Relating force balances and flow length scales in geodynamo simulations

Abstract

SUMMARY In fluid dynamics, the scaling behaviour of flow length scales is commonly used to infer the governing force balance of a system. The key to a successful approach is to measure length scales that are simultaneously representative of the energy contained in the solution (energetically relevant) and also indicative of the established force balance (dynamically relevant). In the case of numerical simulations of rotating convection and magnetohydrodynamic dynamos in spherical shells, it has remained difficult to measure length scales that are both energetically and dynamically relevant, a situation that has led to conflicting interpretations, and sometimes misrepresentations of the underlying force balance. By analysing an extensive set of magnetic and non-magnetic models, we focus on two length scales that achieve both energetic and dynamical relevance. The first one is the peak of the poloidal kinetic energy spectrum, which we successfully compare to crossover points on spectral representations of the force balance. In most dynamo models, this result confirms that the dominant length scale of the system is controlled by a previously proposed quasi-geostrophic (QG-) MAC (Magneto-Archimedean-Coriolis) balance. In non-magnetic convection models, the analysis generally favours a QG-CIA (Coriolis-Inertia-Archimedean) balance.
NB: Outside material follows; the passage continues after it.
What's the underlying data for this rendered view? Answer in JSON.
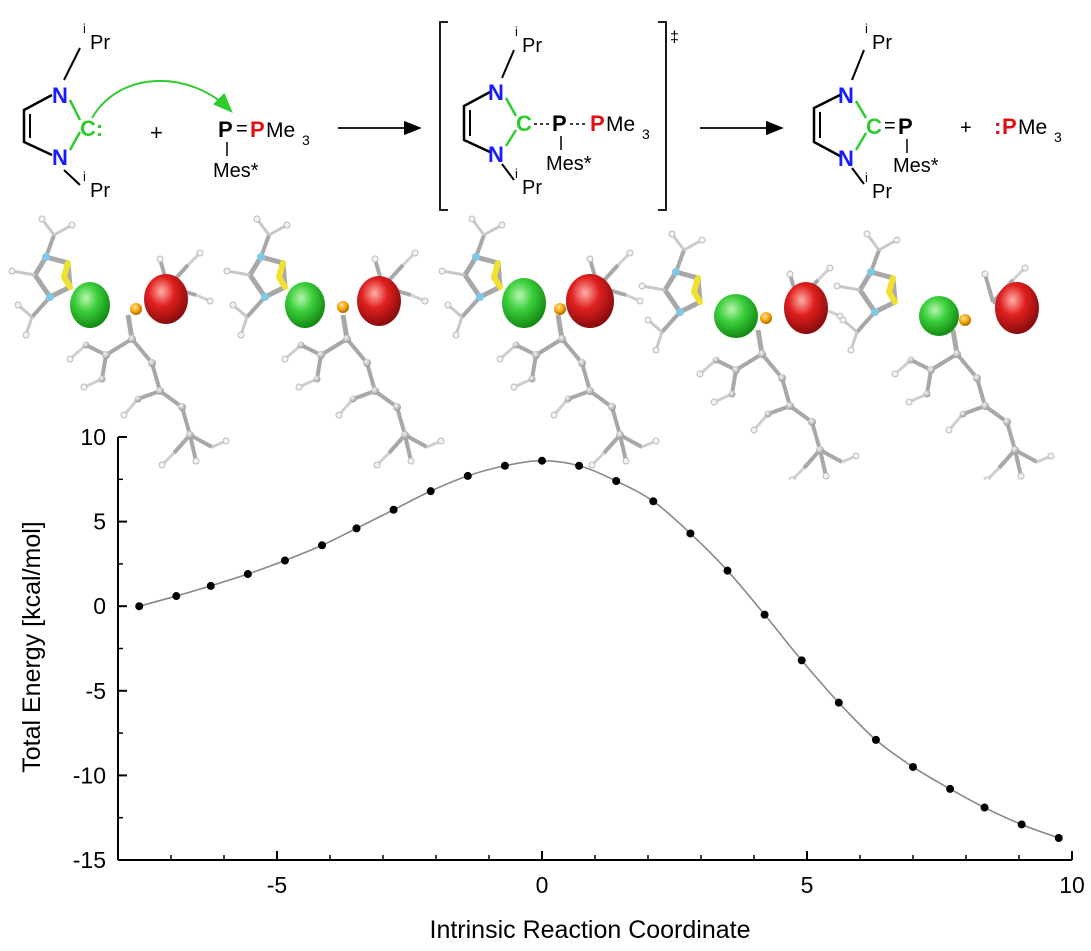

Viscosity, which is typically a minor contributor to the force balance, does not control the dominant length scale at high convective supercriticalities in the non-magnetic case, and in the dynamo case, once the generated magnetic energy largely exceeds the kinetic energy. In dynamo models, we introduce a second energetically relevant length scale associated with the loss of axial invariance in the flow. We again relate this length scale to another crossover point in scale-dependent force balance diagrams, which marks the transition between large-scale geostrophy (the equilibrium of Coriolis and pressure forces) and small-scale magnetostrophy, where the Lorentz force overtakes the Coriolis force. Scaling analysis of these two energetically and dynamically relevant length scales suggests that the Earth’s dynamo is controlled by a QG-MAC balance at a dominant scale of about $200 \, \mathrm{km}$, while magnetostrophic effects are deferred to scales smaller than $50 \, \mathrm{km}$.